Disinhibited feedback as a cause of synesthesia: evidence from a functional connectivity study on auditory-visual synesthetes.

In synesthesia, certain stimuli to one sensory modality lead to sensory perception in another unstimulated modality. In addition to other models, a two-stage model is discussed to explain this phenomenon, which combines two previously formulated hypotheses regarding synesthesia: direct cross-activation and hyperbinding. The direct cross-activation model postulates that direct connections between sensory-specific areas are responsible for co-activation and synesthetic perception. The hyperbinding hypothesis suggests that the inducing stimulus and the synesthetic sensation are coupled by a sensory nexus area, which may be located in the parietal cortex. This latter hypothesis is compatible with the disinhibited feedback model, which suggests unusual feedback from multimodal convergence areas as the cause of synesthesia. In this study, the relevance of these models was tested in a group (n=14) of auditory-visual synesthetes by performing a functional connectivity analysis on functional magnetic resonance imaging (fMRI) data. Different simple and complex sounds were used as stimuli, and functionally defined seed areas in the bilateral auditory cortex (AC) and the left inferior parietal cortex (IPC) were used for the connectivity calculations. We found no differences in the connectivity of the AC and the visual areas between synesthetes and controls. The main finding of the study was stronger connectivity of the left IPC with the left primary auditory and right primary visual cortex in the group of auditory-visual synesthetes. The results support the model of disinhibited feedback as a cause of synesthetic perception but do not suggest direct cross-activation.

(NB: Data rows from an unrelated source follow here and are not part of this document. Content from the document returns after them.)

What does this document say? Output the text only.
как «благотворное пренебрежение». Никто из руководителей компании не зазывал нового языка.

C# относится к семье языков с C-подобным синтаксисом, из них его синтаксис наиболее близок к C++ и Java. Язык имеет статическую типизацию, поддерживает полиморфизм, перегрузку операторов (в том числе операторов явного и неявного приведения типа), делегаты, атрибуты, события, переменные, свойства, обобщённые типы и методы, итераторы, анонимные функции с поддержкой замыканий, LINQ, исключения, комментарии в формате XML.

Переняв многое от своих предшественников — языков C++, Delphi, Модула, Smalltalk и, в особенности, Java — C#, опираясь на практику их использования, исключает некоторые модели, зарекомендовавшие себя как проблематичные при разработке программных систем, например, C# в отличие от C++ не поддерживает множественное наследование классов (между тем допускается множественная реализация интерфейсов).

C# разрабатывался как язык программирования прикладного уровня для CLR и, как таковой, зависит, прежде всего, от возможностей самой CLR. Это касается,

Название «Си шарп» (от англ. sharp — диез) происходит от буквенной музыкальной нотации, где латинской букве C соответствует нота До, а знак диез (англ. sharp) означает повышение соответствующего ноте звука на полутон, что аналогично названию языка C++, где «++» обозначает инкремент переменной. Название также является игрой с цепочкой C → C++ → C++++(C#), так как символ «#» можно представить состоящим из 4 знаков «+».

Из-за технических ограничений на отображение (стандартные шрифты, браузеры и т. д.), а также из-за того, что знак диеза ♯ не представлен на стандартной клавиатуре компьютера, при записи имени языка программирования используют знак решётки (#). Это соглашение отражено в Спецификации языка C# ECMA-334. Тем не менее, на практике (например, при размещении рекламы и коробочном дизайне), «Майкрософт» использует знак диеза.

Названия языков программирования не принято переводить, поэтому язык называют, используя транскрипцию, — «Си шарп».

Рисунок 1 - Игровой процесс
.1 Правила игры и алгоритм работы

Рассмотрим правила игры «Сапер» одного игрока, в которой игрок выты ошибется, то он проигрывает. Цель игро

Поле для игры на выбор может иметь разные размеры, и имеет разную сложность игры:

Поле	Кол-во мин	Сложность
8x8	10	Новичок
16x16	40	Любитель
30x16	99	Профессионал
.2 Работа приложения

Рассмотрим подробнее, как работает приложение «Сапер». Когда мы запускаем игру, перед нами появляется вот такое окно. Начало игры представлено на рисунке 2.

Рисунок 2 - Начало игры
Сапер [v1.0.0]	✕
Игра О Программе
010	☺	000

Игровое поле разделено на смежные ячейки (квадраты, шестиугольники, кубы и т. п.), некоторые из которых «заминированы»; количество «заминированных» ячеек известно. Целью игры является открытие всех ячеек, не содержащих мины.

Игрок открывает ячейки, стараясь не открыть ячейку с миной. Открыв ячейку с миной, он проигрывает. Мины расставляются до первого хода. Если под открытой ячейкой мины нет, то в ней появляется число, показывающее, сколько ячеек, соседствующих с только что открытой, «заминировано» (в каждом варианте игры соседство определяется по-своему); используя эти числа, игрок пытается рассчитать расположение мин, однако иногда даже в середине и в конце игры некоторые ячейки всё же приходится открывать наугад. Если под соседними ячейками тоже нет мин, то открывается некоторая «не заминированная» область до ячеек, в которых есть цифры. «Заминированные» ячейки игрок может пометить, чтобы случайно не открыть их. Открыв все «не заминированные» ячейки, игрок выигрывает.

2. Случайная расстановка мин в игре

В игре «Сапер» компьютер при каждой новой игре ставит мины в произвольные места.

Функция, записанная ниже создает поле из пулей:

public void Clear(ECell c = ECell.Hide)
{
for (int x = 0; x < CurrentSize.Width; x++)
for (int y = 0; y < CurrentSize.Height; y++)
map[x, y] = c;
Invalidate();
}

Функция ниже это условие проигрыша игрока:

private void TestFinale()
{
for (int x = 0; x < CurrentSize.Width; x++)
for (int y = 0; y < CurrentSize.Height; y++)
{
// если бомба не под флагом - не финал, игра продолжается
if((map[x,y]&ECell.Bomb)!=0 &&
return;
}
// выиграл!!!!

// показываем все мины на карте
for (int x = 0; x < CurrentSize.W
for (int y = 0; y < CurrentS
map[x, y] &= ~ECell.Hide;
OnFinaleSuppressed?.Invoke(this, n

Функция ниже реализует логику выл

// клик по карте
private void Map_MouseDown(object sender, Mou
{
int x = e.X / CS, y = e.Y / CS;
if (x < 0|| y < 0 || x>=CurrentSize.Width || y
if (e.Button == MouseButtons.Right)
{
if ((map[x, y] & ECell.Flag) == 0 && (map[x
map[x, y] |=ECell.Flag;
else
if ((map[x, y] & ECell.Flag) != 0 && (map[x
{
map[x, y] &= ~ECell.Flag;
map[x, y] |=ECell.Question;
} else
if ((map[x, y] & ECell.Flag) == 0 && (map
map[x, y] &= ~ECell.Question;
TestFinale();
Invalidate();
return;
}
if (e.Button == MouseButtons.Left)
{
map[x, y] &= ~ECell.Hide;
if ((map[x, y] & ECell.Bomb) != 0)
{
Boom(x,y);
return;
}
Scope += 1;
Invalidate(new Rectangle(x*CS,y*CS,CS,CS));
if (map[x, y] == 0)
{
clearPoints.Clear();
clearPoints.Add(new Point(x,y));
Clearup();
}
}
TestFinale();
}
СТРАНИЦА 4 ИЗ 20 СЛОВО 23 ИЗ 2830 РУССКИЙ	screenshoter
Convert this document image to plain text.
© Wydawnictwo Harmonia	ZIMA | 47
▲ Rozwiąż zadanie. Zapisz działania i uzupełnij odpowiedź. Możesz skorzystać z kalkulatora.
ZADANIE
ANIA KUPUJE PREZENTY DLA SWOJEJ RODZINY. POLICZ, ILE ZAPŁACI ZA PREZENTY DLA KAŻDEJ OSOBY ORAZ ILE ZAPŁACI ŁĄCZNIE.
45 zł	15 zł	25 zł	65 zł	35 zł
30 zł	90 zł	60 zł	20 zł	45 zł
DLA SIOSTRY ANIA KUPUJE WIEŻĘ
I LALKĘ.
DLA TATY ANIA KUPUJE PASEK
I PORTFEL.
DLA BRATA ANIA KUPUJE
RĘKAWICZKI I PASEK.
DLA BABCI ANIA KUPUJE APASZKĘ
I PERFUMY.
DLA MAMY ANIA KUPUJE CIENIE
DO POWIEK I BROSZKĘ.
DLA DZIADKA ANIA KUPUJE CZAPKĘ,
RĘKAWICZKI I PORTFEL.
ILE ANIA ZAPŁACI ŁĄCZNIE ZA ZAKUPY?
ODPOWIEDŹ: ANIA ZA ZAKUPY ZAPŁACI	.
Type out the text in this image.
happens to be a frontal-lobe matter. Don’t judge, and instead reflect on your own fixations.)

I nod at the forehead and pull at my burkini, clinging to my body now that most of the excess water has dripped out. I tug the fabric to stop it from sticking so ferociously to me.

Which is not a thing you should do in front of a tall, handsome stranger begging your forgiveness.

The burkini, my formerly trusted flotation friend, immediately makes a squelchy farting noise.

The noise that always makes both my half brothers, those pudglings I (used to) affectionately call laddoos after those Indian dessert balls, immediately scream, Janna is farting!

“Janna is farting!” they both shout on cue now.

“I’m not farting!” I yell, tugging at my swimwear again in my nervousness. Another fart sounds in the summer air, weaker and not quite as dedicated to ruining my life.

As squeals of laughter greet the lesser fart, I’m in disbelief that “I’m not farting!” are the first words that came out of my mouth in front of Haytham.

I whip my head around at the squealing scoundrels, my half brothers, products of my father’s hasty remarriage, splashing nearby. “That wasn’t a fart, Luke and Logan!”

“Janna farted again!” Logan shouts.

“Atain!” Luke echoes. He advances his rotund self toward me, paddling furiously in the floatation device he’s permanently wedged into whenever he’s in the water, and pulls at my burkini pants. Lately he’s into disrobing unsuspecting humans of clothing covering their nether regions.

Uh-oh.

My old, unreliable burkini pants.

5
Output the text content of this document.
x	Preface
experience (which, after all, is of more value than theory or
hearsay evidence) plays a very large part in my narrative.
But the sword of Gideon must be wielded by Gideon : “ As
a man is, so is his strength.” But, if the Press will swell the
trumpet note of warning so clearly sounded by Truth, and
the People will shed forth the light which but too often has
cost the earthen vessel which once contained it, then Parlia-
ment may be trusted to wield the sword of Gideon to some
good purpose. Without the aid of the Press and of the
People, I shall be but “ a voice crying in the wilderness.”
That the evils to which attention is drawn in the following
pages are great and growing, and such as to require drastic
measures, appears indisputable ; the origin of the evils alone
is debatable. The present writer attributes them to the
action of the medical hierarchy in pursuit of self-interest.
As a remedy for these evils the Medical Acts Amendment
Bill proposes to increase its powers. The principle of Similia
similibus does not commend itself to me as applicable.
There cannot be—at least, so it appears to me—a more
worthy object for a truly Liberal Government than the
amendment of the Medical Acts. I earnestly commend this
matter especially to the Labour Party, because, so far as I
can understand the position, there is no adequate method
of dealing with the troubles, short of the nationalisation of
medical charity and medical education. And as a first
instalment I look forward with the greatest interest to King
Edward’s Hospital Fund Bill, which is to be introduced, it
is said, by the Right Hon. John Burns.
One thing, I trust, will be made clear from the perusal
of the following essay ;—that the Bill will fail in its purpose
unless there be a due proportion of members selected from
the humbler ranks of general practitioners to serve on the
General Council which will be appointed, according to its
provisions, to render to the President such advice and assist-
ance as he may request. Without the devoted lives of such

The neural correlates of coloured music: a functional MRI investigation of auditory-visual synaesthesia.

In auditory-visual synaesthesia, all kinds of sound can induce additional visual experiences. To identify the brain regions mainly involved in this form of synaesthesia, functional magnetic resonance imaging (fMRI) has been used during non-linguistic sound perception (chords and pure tones) in synaesthetes and non-synaesthetes. Synaesthetes showed increased activation in the left inferior parietal cortex (IPC), an area involved in multimodal integration, feature binding and attention guidance. No significant group-differences could be detected in area V4, which is known to be related to colour vision and form processing. The results support the idea of the parietal cortex acting as sensory nexus area in auditory-visual synaesthesia, and as a common neural correlate for different types of synaesthesia.